Capabilities, therefore, are not a product or a service that we can benefit from directly. Extracting value from them is more complicated because of their nature. The point is to leverage capabilities so that they can become assets of an organization, and it is a challenge that is worth undertaking.
How to leverage capabilities?
First of all, we need to agree that a capability will not evolve by itself: if it is not leveraged, it is likely to be as valuable as a book that nobody reads. Therefore, the role of innovation management is also to orchestrate the development of capabilities by building maximization paths.
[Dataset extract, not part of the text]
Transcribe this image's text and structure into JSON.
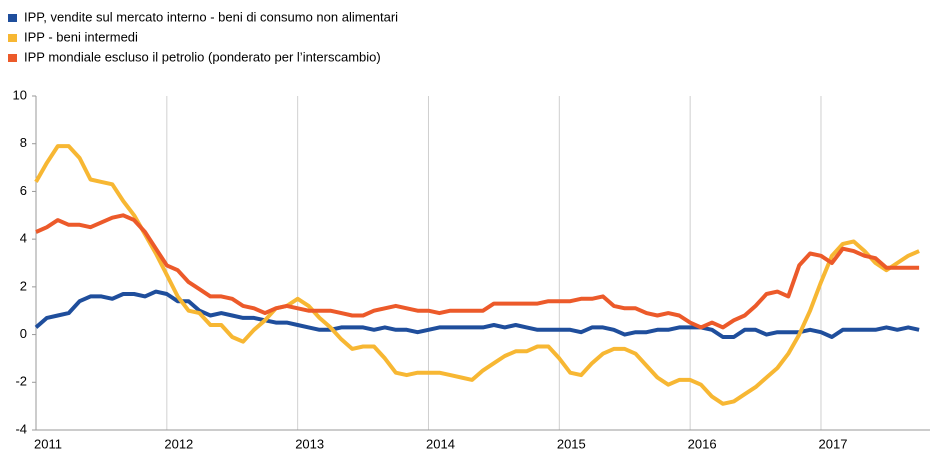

|“ Because most capabilities are cumulative and develop over time through a series of coordinated investments, they involve commitments to « paths », rather than discrete projects.” - Gary P. Pisano
We can think of innovation activities as two parallel processes. The first one is the-business-as-usual innovation process: it has an exploration phase, experimentation cycles and an activation point at the end where the solution can be deployed either on the market or in the organization. Capabilities will be born out of those activities. For example, building a sustainable product line might involve:
Researching recycled materials,
Establishing new partnerships,
Adapting the current market position,
Changing quality control steps to include new indicators.
To achieve this, there are new methods to be designed, a potentially new organization or at least new interactions to implement, new knowledge generated, etc. All of those are new-born capabilities.The second process is that of capabilities themselves: once detected, there should be a specific phase to design the maximization path, and then implementation follows.
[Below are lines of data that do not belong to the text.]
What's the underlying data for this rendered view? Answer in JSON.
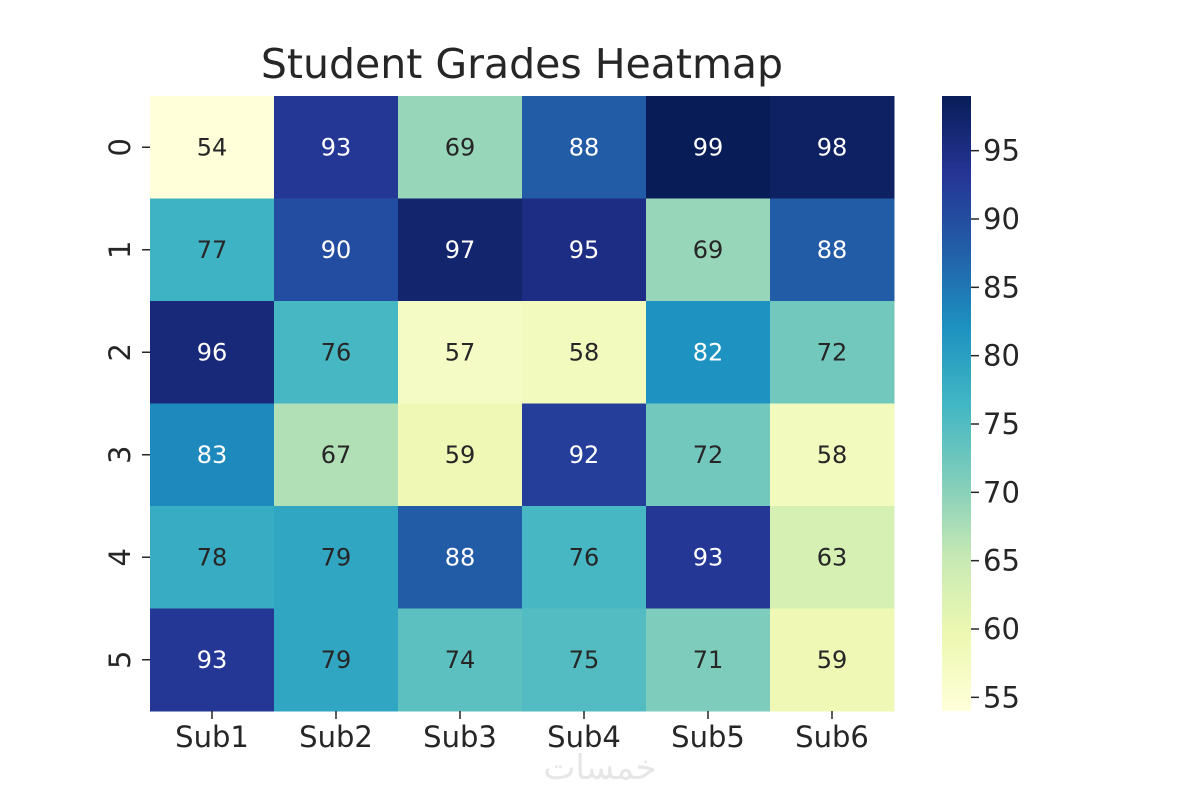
{
  "chart_data": {
    "type": "heatmap",
    "title": "Student Grades Heatmap",
    "xlabel": "",
    "ylabel": "",
    "x_categories": [
      "Sub1",
      "Sub2",
      "Sub3",
      "Sub4",
      "Sub5",
      "Sub6"
    ],
    "y_categories": [
      "0",
      "1",
      "2",
      "3",
      "4",
      "5"
    ],
    "values": [
      [
        54,
        93,
        69,
        88,
        99,
        98
      ],
      [
        77,
        90,
        97,
        95,
        69,
        88
      ],
      [
        96,
        76,
        57,
        58,
        82,
        72
      ],
      [
        83,
        67,
        59,
        92,
        72,
        58
      ],
      [
        78,
        79,
        88,
        76,
        93,
        63
      ],
      [
        93,
        79,
        74,
        75,
        71,
        59
      ]
    ],
    "colormap": "YlGnBu",
    "colorbar": {
      "vmin": 54,
      "vmax": 99,
      "ticks": [
        55,
        60,
        65,
        70,
        75,
        80,
        85,
        90,
        95
      ]
    },
    "annotations": true
  },
  "watermark": "خمسات"
}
Key takeaways from Internal Startup Call
The detection phase accounts for around 50% of the ROI in capability maximization, and we learned two main things:
Firstly, a clear typology is useful for capability detection: it ensures an objective and exhaustive scanning during the innovation project. As it forces the person in charge of capability management to actively search for all the externalities – new competencies, partnerships, new understanding etc. of a project.
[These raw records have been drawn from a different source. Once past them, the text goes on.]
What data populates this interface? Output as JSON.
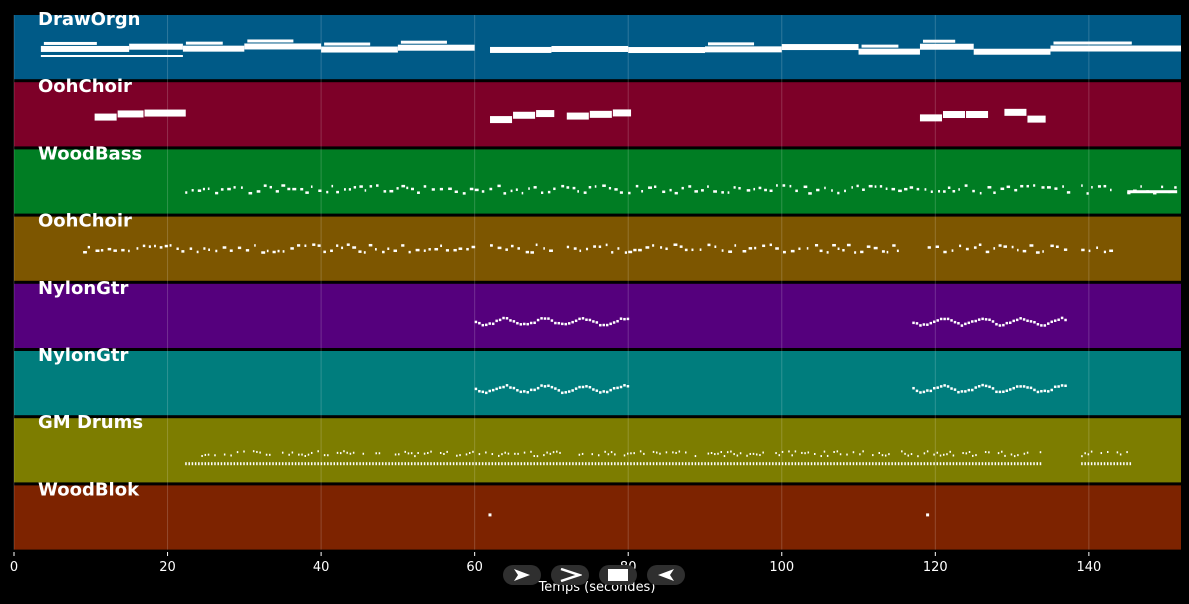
{
  "title": "",
  "axis": {
    "xlabel": "Temps (secondes)",
    "ticks": [
      "0",
      "20",
      "40",
      "60",
      "80",
      "100",
      "120",
      "140"
    ],
    "tick_values": [
      0,
      20,
      40,
      60,
      80,
      100,
      120,
      140
    ],
    "xmax": 152
  },
  "tracks": [
    {
      "name": "DrawOrgn",
      "color": "#005a87",
      "style": "sustain"
    },
    {
      "name": "OohChoir",
      "color": "#7d0028",
      "style": "blocks"
    },
    {
      "name": "WoodBass",
      "color": "#007d23",
      "style": "dots"
    },
    {
      "name": "OohChoir",
      "color": "#7d5600",
      "style": "dots"
    },
    {
      "name": "NylonGtr",
      "color": "#55007d",
      "style": "melody"
    },
    {
      "name": "NylonGtr",
      "color": "#007d7d",
      "style": "melody"
    },
    {
      "name": "GM Drums",
      "color": "#7d7d00",
      "style": "drums"
    },
    {
      "name": "WoodBlok",
      "color": "#7d2300",
      "style": "sparse"
    }
  ],
  "chart_data": {
    "type": "piano-roll",
    "xlabel": "Temps (secondes)",
    "xlim": [
      0,
      152
    ],
    "series": [
      {
        "name": "DrawOrgn",
        "segments": [
          [
            3.5,
            15
          ],
          [
            15,
            22
          ],
          [
            22,
            30
          ],
          [
            30,
            40
          ],
          [
            40,
            50
          ],
          [
            50,
            60
          ],
          [
            62,
            70
          ],
          [
            70,
            80
          ],
          [
            80,
            90
          ],
          [
            90,
            100
          ],
          [
            100,
            110
          ],
          [
            110,
            118
          ],
          [
            118,
            125
          ],
          [
            125,
            135
          ],
          [
            135,
            152
          ]
        ]
      },
      {
        "name": "OohChoir",
        "segments": [
          [
            10.5,
            13.5
          ],
          [
            13.5,
            17
          ],
          [
            17,
            22.5
          ],
          [
            62,
            65
          ],
          [
            65,
            68
          ],
          [
            68,
            70.5
          ],
          [
            72,
            75
          ],
          [
            75,
            78
          ],
          [
            78,
            80.5
          ],
          [
            118,
            121
          ],
          [
            121,
            124
          ],
          [
            124,
            127
          ],
          [
            129,
            132
          ],
          [
            132,
            134.5
          ]
        ]
      },
      {
        "name": "WoodBass",
        "segments": [
          [
            22.3,
            138
          ],
          [
            139,
            143
          ],
          [
            145,
            151.5
          ]
        ]
      },
      {
        "name": "OohChoir",
        "segments": [
          [
            9,
            60
          ],
          [
            62,
            70
          ],
          [
            72,
            80
          ],
          [
            80,
            115
          ],
          [
            119,
            137
          ],
          [
            139,
            143
          ]
        ]
      },
      {
        "name": "NylonGtr",
        "segments": [
          [
            60,
            80
          ],
          [
            117,
            137
          ]
        ]
      },
      {
        "name": "NylonGtr",
        "segments": [
          [
            60,
            80
          ],
          [
            117,
            137
          ]
        ]
      },
      {
        "name": "GM Drums",
        "segments": [
          [
            22.3,
            134
          ],
          [
            139,
            145.5
          ]
        ]
      },
      {
        "name": "WoodBlok",
        "points": [
          61.8,
          118.8
        ]
      }
    ]
  },
  "controls": [
    {
      "name": "play-button",
      "icon": "play-icon"
    },
    {
      "name": "forward-button",
      "icon": "forward-icon"
    },
    {
      "name": "stop-button",
      "icon": "stop-icon"
    },
    {
      "name": "back-button",
      "icon": "back-icon"
    }
  ]
}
Secondly, that first point is true, especially for“outsiders”. It is difficult to detect capabilities if you are the one who created them in the first place, just as it is difficult to take a step back from a project when you are involved in it.
This was one of the main advantages of Stim with ISC of Société Générale: we could adopt the right lenses about their projects and still have a good level of information through our involvement in the program. This has helped us to know where to dig in in order to unveil capabilities. Too often, we have seen how collaborators tended to disregard things they had achieved in comparison to the expected results, even though it sometimes led to interesting learnings. At the same time, we also identified capabilities that were not of high potential. A big part of the job was also to check and filter out the externalities that were irrelevant to the growth and strategy of Société Générale.
How about a 100% success rate?
In most cases, capabilities that emerge throughout the exploration and development phases are simply considered positive externalities. Thus, many of the potential created are often not even given a chance to come to life. We dedicated our work at Société Générale to capabilities with a goal: to outperform the typical innovation approach and to find ways to communicate this potential value to the top managers. A start-up or project that stopped its journey was thus never considered a failure: it was instead seen as a pool of capabilities that needed to be developed. In that sense, the capability framework enabled the reaching a 100% success rate through an approach that any company could benefit from.
And you, when will you start recovering that lost 83%?